Esto es una entrevista con el movimiento estudiantil Occupy California de Tasos Sagris y Sissy Doutsiou de Void Network para el periódico anti-autoritario griego Babylonia. La gente del movimiento estudiantil Occupy California / Occupy Everything! visitó Grecia durante mayo-junio de 2010 y hablaron en el BFest y en el Parque Ocupado Auto-gestionado de Exarchia sobre las luchas estudiantiles en California, Nueva York y otros estados de los EE.UU..

Traducción de alasbarricadas.org

1. ¿Qué es el movimiento Occupy California y cuando comenzó?

El Movimiento contra la Crisis en la Educación en California surgió en el verano de 2009 cuando se vio claro que la Universidad de California, que comprende 10 campus en todo el estado, introduciría unas enormes medidas de austeridad en los siguientes semestres. Incrementos de matrícula del 32%, despidos de trabajadores sindicalizados y recortes en clases y servicios … que se puede ver todo ello como pasos hacia la privatización de la educación pública en California. Los administradores y los políticos del estado han estado utilizando la actual crisis económica como tapadera para implementar estos planes de ajuste estructural y la posterior financiación de la universidad. En esta supuesta ‘crisis’ continúan vendiendo bonos para financiar enormes proyectos inmobiliarios y estos bonos anuncian futuros incrementos en las tasas. Este esquema neoliberal de privatización está siendo implementado a espaldas de los cada vez más endeudados estudiantes y sobre la destrucción del trabajo organizado en el sector educativo.

El movimiento explotó en la UC en el otoño de 2009 con manis, y ocupaciones de edificios de la Universidad. Los trabajadores y los estudiantes salieron juntos en una frágil aunque emocionante alianza para luchar contra los distintos planes de austeridad que se habían propuesto ese año.
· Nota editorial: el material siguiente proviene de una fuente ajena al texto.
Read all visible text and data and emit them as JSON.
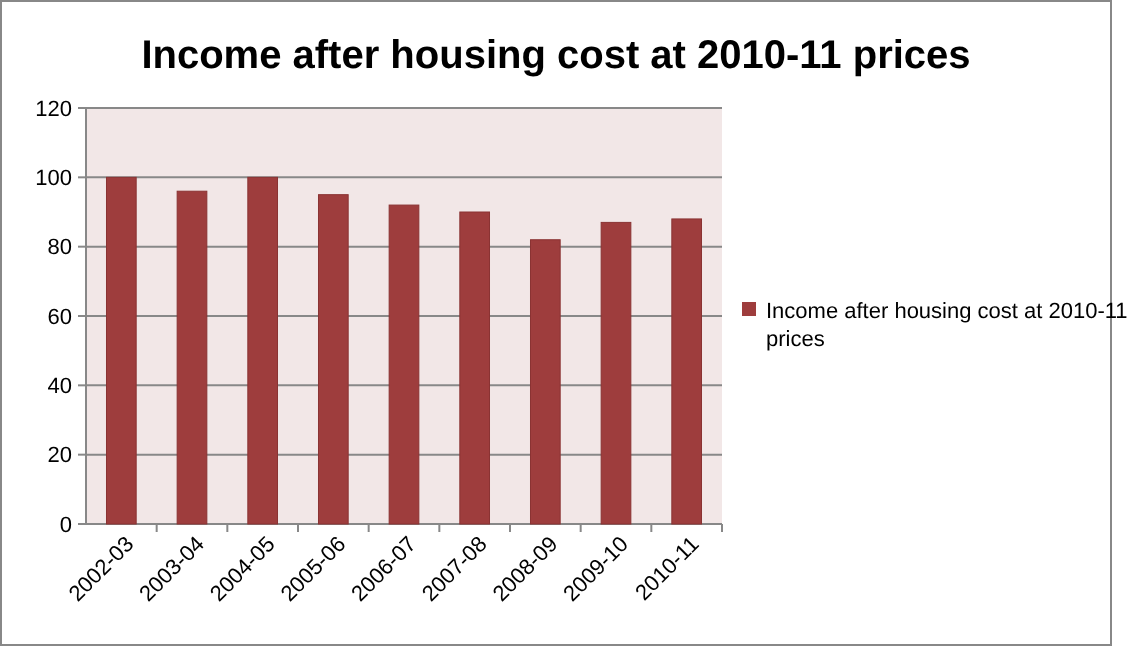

Esta energía llegó a su climax durante la semana del 18 de noviembre, cuando el rectorado de la UC (el gobernador de California ha puesto políticos para supervisar el sistema de la UC) se reunieron en la UCLA tres días para votar las medidas propuestas. Los estudiantes intentaron bloquear las reuniones y se enfrentaron a la policía. La tendencia ultra-izquierdista y anarquista insurreccional del movimiento ocupó muchos edificios, algunos con barricadas y otros abiertos, llevando a gran parte de la UC al caos aquella semana. La policía antidisturbios de varios cuerpos del estado se vio forzada a entrar en los campus y a combatir a los insurrectos ocupantes para retomar el control. A finales de la semana a pesar de la enorme muestra de resistencia, el rectorado aprobó todo el plan de austeridad y muchos estudiantes y sus aliados habían sido detenidos.

Algunas ocupaciones y manifestaciones siguieron durante los siguientes meses y llegaron una vez más a su cumbre el 4 de marzo del 2010. Esta fecha se había propuesto en el invierno de 2009 como día nacional de acción en escuelas y universidades. Mientras estaba el conflicto en todo lo alto en la UC, a finales de noviembre de 2009, una nueva oleada de resistencia surgió en las escuelas K-12, en los colegios comunitarios y en las escuelas del estado, en las movilizaciones del 4 de marzo. Hubo demasiadas manis como para llevar una cuenta, y en algunos casos, los elementos más radicales en las movilizaciones cortaron la autovía interestatal enfrentándose a la policía y deteniendo el tráfico durante horas. Lo que comenzó en California como movimiento universitario, se había extendido a una lucha nacional en todos los niveles de la educación.

2. ¿Cuál es la causa de vuestra lucha y qué formas de lucha estáis utilizando?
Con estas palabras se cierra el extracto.